Barry Bonds, Roger Clemens, and other former players eligible for the Hall of Fame this year will not receive plaques of their own anytime soon. (Mike Groll/AP)

Barry Bonds, Roger Clemens and other former players eligible for the Hall of Fame this year will not receive plaques of their own anytime soon. (AP Photo/Mike Groll)

On Wednesday, the Baseball Writers’ Association of America did not elect a single player to the Hall of Fame – not Roger Clemens and his seven Cy Young Awards, nor Barry Bonds and his 762 home runs.

“No one is going into Cooperstown in 2013, and that ceremony, which is supposed to be so celebratory, is going to be deadly quiet, and that is just not right,” ESPN.com writer, Hall of Fame voter, and Only A Game baseball analyst Tim Kurkjian told Bill Littlefield.

Kurkjian said his job as a voter has gotten increasingly difficult.

“I’m not sure there is any way to get it right anymore,” Kurkjian said. “And this is my really big concern. I spent hours on my ballot. I must have gone through it 100 different ways, and I wasn’t happy with any of the ways I filled out my ballot.”

I’m not sure there is any way to get it right anymore. And this is my really big concern. I spent hours on my ballot. I must have gone through it 100 different ways, and I wasn’t happy with any of the ways I filled out my ballot.
– Tim Kurkjian, ESPN.com

Kurkjian voted for the maximum 10 players – including Clemens and Bonds – but several voters left their ballots blank, opting not to include any players who have been linked to performance-enhancing drugs.

Kurkjian said the issue of PEDs has added a level of complexity to voting.

“I still am not comfortable as the moral arbiter here. I’m certainly not comfortable as a scientist who is supposed to decide exactly what steroids do,” Kurkjian said. “This is the predicament I have, and it’s going to get worse as we move forward.”

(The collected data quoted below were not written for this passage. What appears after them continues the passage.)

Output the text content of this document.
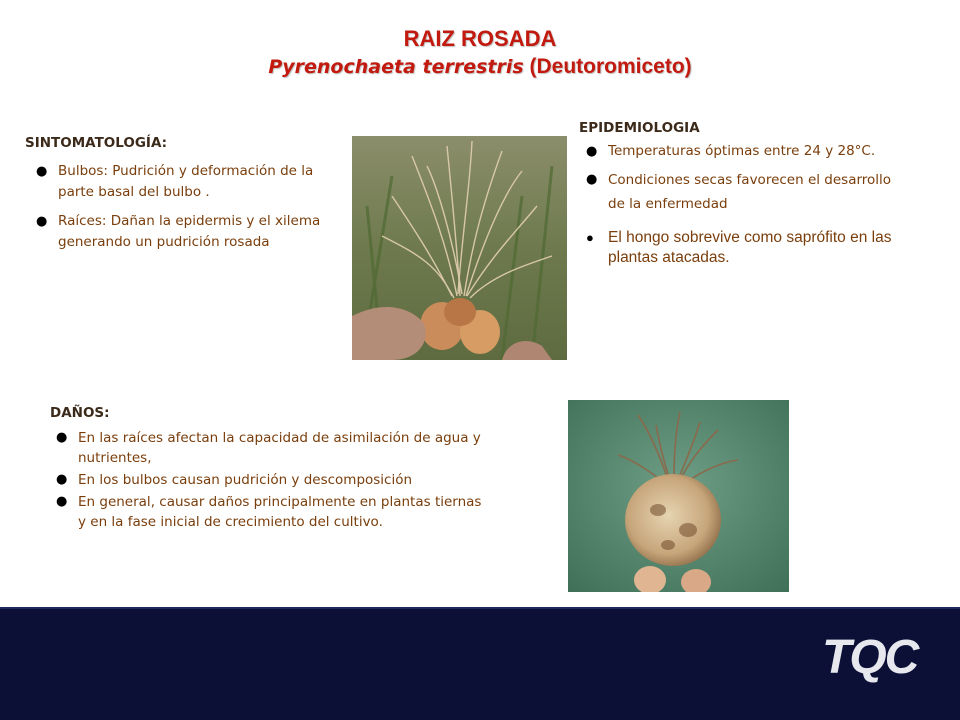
RAIZ ROSADA
Pyrenochaeta terrestris (Deutoromiceto)
SINTOMATOLOGÍA:
● Bulbos: Pudrición y deformación de la parte basal del bulbo .
● Raíces: Dañan la epidermis y el xilema generando un pudrición rosada
EPIDEMIOLOGIA
● Temperaturas óptimas entre 24 y 28°C.
● Condiciones secas favorecen el desarrollo de la enfermedad
● El hongo sobrevive como saprófito en las plantas atacadas.
DAÑOS:
● En las raíces afectan la capacidad de asimilación de agua y nutrientes,
● En los bulbos causan pudrición y descomposición
● En general, causar daños principalmente en plantas tiernas y en la fase inicial de crecimiento del cultivo.
TQC
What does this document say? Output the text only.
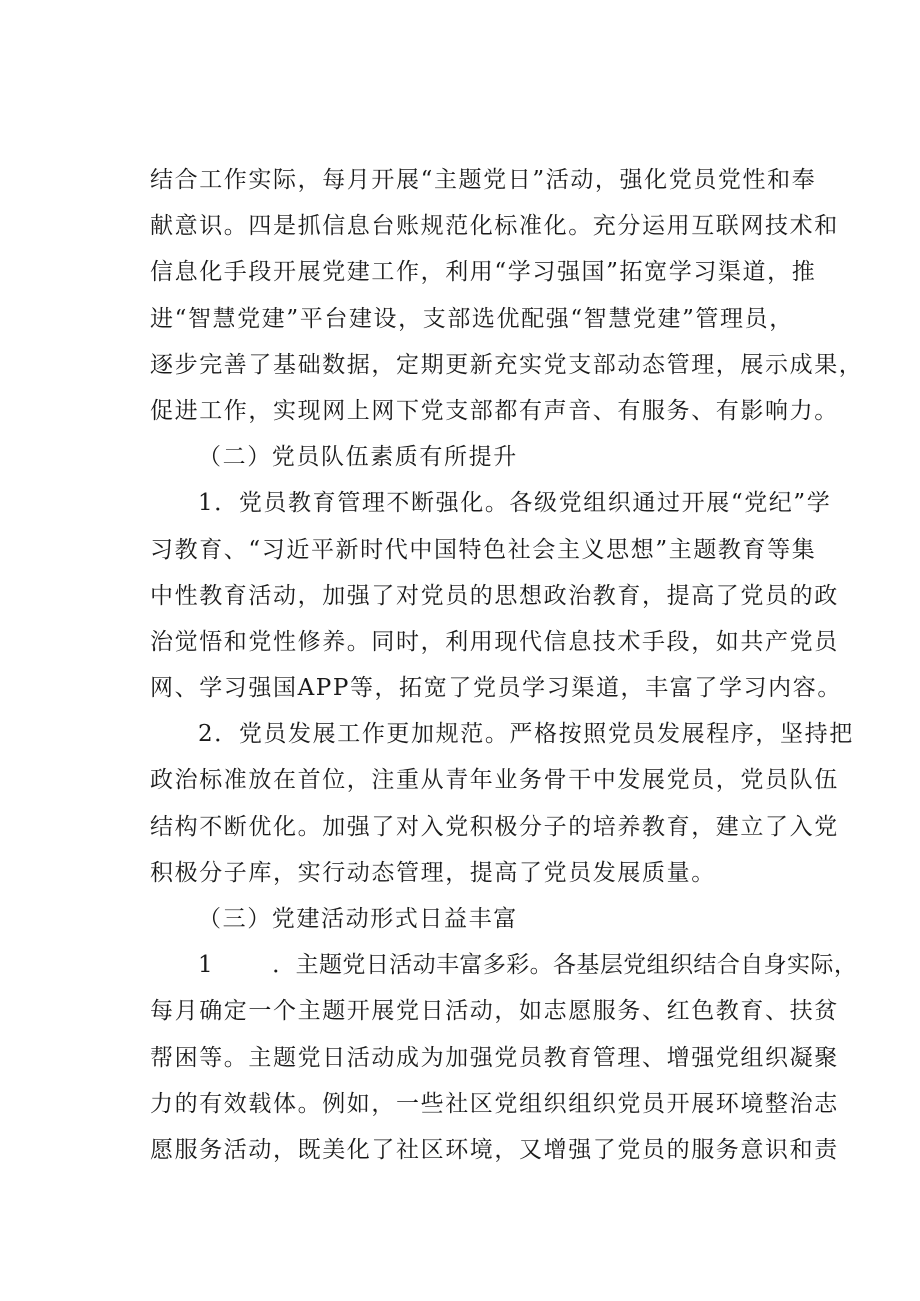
结合工作实际，每月开展“主题党日”活动，强化党员党性和奉
献意识。四是抓信息台账规范化标准化。充分运用互联网技术和
信息化手段开展党建工作，利用“学习强国”拓宽学习渠道，推
进“智慧党建”平台建设，支部选优配强“智慧党建”管理员，
逐步完善了基础数据，定期更新充实党支部动态管理，展示成果，
促进工作，实现网上网下党支部都有声音、有服务、有影响力。
（二）党员队伍素质有所提升
1．党员教育管理不断强化。各级党组织通过开展“党纪”学
习教育、“习近平新时代中国特色社会主义思想”主题教育等集
中性教育活动，加强了对党员的思想政治教育，提高了党员的政
治觉悟和党性修养。同时，利用现代信息技术手段，如共产党员
网、学习强国APP等，拓宽了党员学习渠道，丰富了学习内容。
2．党员发展工作更加规范。严格按照党员发展程序，坚持把
政治标准放在首位，注重从青年业务骨干中发展党员，党员队伍
结构不断优化。加强了对入党积极分子的培养教育，建立了入党
积极分子库，实行动态管理，提高了党员发展质量。
（三）党建活动形式日益丰富
1	．主题党日活动丰富多彩。各基层党组织结合自身实际，
每月确定一个主题开展党日活动，如志愿服务、红色教育、扶贫
帮困等。主题党日活动成为加强党员教育管理、增强党组织凝聚
力的有效载体。例如，一些社区党组织组织党员开展环境整治志
愿服务活动，既美化了社区环境，又增强了党员的服务意识和责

One reason it’s going to get worse is that while players like Bonds and Clemens remain on the ballot, every more players with Hall-of-Fame-caliber numbers will become eligible. On next year’s ballot, Greg Maddux, Tom Glavine, Mike Mussina, Frank Thomas and Jeff Kent will be added to the current crop of nominees.

“It’s entirely possible that 20 guys on next year’s ballot I’m going look at and say, ‘This guy has a legitimate case for the Hall of Fame,’ and I’m only going to be able to vote for 10 of them,” Kurkjian said.

Even so, Kurkjian predicted that Bonds and Clemens could gain admission, although it might take some time.

“Maybe there will be a spike next year where people say, ‘All right, I punished you the first year. I’m not putting you on the first ballot as a protest, and I’ll put you on the second year,’” Kurkjian said. “But I don’t think those guys, Clemens and Bonds, are going from [a voting percentage in] the mid-30s to the mid-50s in one year. I just don’t see it.”

“If Clemens and Bonds get in – and I’m not sure they are – it’s going to take all 15 years for that softening process to be completed,” Kurkjian added.